What I have been doing is reading a lot of blogs and I find that the blogs I admire the most are the ones that really focus on the math itself and math teaching, not just general ed stuff or behavior or the newest tech (for the sake of the tech, not how it improves or assists in learning.)
When looking at my blog, it is mostly that. So I would like to shift that.
This past Friday I made a huge mistake that turned out pretty cool. I registered for a conference which I thought was held by the AMTNJ, Association of Mathematics Teachers of NJ. The focus was on formative assessment and the keynote speaker was David Wees, who I follow on Twitter and really respect. Now, I've been to these conferences before and they are really big. So when I got to TCNJ and found the room it was being held in I found it odd that there were only about 20-25 people there. It then jumped out at me from the registration form, I was at a NJAMTE conference, NJ Association of Mathematics Teacher Educators. I was pretty embarrassed and intimidated being a little 5/6 math teacher in a room full of professors and supervisors, but I stayed anyway and learned so much.
What really stood out to me is that I am interested in more than just being a classroom teacher . Starting so late in the game to this profession I really thought I would just want to stay in the classroom and keep improving my craft (which I still do) but the thought of helping other teachers improve and grow and having an impact on even more students is really exciting. I think it is because I have such a passion for it that most people that I talk to immediately recognize. I don't know if all teachers are like this or not, but most of the teachers I work with are not so much.

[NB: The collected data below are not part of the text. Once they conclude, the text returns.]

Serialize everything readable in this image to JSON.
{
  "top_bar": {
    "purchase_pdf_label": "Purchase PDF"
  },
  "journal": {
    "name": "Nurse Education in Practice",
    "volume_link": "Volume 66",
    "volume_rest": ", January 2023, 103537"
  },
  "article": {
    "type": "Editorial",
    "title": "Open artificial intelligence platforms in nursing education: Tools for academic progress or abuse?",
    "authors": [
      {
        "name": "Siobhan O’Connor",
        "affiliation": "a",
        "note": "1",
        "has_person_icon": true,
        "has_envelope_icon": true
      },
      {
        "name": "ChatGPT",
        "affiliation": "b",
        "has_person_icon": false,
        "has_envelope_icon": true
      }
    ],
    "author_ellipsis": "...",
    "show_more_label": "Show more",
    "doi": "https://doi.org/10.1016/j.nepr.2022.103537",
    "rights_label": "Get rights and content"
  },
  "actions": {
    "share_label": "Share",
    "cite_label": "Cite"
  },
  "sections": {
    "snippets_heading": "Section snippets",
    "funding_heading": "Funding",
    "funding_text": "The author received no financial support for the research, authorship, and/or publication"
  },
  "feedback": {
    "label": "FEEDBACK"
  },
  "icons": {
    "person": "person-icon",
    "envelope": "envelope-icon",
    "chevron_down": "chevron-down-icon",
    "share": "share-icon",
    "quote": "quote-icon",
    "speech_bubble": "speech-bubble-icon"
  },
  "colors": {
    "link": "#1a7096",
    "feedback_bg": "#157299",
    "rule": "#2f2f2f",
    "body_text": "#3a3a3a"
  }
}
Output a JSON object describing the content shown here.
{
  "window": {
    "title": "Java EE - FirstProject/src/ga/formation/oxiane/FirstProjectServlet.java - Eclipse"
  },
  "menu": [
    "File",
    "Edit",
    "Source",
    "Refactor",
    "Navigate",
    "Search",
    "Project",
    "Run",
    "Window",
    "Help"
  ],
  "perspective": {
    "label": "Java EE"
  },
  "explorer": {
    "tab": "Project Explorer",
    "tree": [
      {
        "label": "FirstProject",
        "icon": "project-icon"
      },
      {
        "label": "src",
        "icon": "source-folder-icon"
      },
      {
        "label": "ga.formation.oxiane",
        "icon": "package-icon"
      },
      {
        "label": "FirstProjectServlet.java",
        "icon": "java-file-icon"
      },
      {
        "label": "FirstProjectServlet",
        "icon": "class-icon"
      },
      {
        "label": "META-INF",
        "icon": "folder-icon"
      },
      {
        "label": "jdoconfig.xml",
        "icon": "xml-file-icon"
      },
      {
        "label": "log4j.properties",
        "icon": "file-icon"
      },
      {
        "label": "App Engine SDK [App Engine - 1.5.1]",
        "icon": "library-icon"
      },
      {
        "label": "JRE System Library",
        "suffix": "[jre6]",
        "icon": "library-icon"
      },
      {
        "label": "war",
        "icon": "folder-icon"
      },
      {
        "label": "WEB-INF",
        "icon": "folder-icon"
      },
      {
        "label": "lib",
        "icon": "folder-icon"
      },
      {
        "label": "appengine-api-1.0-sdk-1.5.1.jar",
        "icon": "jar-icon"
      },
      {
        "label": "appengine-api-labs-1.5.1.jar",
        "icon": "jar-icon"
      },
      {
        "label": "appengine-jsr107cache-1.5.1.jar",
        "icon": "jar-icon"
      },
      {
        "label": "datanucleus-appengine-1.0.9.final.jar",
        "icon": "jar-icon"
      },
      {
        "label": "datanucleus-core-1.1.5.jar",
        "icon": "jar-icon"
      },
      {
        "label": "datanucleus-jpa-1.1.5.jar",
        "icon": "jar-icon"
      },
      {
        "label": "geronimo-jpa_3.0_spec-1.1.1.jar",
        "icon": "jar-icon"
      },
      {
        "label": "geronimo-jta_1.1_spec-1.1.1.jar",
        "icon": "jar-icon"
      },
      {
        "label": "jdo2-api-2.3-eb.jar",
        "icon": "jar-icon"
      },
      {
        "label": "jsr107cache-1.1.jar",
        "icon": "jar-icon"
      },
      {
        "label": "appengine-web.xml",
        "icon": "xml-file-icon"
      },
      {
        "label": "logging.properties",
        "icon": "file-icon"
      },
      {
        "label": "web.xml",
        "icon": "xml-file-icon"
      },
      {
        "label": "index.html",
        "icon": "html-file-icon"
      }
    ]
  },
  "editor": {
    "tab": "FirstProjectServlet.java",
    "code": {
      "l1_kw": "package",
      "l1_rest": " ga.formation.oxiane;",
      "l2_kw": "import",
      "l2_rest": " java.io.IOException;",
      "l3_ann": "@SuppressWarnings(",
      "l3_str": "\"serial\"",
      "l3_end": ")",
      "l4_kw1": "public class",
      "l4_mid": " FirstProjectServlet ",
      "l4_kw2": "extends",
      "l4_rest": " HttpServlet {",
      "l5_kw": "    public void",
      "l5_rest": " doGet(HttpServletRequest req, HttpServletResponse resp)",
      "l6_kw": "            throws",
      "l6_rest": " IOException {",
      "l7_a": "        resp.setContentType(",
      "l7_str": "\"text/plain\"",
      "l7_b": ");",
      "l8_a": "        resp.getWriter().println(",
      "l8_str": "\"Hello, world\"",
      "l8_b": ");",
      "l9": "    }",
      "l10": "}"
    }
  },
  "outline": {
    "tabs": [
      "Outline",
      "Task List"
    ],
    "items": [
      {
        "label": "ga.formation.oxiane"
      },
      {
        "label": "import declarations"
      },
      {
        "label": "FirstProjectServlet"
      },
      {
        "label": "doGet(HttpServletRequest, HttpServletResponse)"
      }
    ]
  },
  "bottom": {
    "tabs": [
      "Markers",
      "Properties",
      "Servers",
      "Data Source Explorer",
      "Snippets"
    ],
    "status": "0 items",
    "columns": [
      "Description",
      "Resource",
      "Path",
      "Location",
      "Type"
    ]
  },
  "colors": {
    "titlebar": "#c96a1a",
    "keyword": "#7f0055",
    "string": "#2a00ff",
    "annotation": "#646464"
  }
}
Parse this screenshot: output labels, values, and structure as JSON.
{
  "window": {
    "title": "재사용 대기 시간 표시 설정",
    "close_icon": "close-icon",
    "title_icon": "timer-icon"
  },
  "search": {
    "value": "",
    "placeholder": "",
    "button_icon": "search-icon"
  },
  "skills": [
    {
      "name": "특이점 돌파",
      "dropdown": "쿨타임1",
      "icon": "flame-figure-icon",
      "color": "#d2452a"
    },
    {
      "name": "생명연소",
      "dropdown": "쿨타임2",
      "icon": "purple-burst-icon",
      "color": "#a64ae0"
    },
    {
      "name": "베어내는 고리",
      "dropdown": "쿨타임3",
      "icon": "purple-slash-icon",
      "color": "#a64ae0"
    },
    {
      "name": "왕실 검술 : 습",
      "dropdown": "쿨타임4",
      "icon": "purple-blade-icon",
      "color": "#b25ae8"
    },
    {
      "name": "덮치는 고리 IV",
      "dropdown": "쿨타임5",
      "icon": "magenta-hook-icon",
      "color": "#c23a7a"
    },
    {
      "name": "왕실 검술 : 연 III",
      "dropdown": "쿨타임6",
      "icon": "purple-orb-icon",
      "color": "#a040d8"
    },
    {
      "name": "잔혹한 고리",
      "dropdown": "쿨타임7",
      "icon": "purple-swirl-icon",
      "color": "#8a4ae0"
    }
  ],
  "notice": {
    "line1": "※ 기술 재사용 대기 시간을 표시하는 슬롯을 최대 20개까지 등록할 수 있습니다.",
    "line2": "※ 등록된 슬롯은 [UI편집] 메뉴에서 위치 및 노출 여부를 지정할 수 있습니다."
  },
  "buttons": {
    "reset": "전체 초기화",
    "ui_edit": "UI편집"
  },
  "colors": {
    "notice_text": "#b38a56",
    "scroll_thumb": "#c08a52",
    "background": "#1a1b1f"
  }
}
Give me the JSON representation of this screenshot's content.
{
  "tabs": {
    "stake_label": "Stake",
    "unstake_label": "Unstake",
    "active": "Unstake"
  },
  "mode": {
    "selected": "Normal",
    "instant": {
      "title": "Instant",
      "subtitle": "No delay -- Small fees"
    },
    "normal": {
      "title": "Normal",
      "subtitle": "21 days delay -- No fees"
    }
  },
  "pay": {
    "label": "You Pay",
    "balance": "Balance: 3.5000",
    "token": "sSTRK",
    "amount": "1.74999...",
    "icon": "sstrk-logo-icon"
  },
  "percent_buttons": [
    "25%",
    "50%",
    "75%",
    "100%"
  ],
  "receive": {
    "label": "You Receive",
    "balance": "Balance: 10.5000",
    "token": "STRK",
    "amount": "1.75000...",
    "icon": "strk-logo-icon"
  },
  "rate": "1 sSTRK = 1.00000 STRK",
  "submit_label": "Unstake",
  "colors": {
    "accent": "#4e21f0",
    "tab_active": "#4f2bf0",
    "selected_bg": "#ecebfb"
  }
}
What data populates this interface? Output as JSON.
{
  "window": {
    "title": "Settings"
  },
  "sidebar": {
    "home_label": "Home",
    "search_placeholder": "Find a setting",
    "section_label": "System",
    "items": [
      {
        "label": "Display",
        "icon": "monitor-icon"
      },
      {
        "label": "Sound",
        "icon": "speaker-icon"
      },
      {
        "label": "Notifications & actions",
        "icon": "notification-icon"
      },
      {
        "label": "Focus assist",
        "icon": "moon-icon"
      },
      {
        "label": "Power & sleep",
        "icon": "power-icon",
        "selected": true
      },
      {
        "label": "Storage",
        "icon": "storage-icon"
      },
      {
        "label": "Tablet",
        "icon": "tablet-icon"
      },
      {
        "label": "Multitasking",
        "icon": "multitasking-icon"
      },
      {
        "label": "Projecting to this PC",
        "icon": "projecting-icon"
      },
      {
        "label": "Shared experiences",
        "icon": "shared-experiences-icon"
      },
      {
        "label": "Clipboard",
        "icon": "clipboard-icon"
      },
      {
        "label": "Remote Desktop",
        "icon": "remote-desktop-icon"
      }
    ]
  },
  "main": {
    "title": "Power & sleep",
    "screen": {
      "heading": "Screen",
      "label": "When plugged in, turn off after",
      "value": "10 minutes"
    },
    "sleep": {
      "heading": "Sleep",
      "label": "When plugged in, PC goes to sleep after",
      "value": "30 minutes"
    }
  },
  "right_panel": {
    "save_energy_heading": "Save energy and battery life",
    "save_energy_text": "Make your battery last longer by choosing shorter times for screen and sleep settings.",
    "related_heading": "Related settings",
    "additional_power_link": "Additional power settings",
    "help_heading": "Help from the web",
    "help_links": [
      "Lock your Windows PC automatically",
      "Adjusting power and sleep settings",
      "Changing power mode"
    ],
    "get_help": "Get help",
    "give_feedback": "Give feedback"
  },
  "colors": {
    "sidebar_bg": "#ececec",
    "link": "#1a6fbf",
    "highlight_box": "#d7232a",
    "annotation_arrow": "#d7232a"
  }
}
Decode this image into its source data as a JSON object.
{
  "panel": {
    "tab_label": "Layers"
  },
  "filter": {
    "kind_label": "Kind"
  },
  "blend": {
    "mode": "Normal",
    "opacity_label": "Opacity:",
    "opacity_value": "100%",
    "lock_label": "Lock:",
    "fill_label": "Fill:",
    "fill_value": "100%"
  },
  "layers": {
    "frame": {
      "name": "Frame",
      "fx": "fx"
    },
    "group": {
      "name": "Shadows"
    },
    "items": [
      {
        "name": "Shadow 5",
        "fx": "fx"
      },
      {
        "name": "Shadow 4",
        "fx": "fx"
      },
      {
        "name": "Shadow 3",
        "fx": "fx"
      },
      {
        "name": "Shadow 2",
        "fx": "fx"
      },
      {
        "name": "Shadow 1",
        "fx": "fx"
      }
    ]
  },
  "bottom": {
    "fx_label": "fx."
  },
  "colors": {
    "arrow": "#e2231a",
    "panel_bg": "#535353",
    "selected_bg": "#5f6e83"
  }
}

Another part of the day that really stands out to me was the conversations that took place at lunch. The group I was sitting with were totally accepting of me and made me feel welcome. I learned that teachers have the same issues and concerns at every level. I also learned that these educators shared the same passion I do. Also one of them even shared that was why he decided to teach at the college level instead of high school, he wanted to talk about math and math ed and the colleagues he was working with in the high school did not.
In the classroom, I've been teaching Hands on Equations to both my 5th and 6th graders. This is the first time I've run through the program with kids who can really benefit from it (as opposed to 7th graders who already had a lot of experience solving equations) and I am so excited by all of the great learning we are doing. Especially with integers, inverse operations, substitution etc. I can't wait to see how these students do next year with more formal studies of these topics!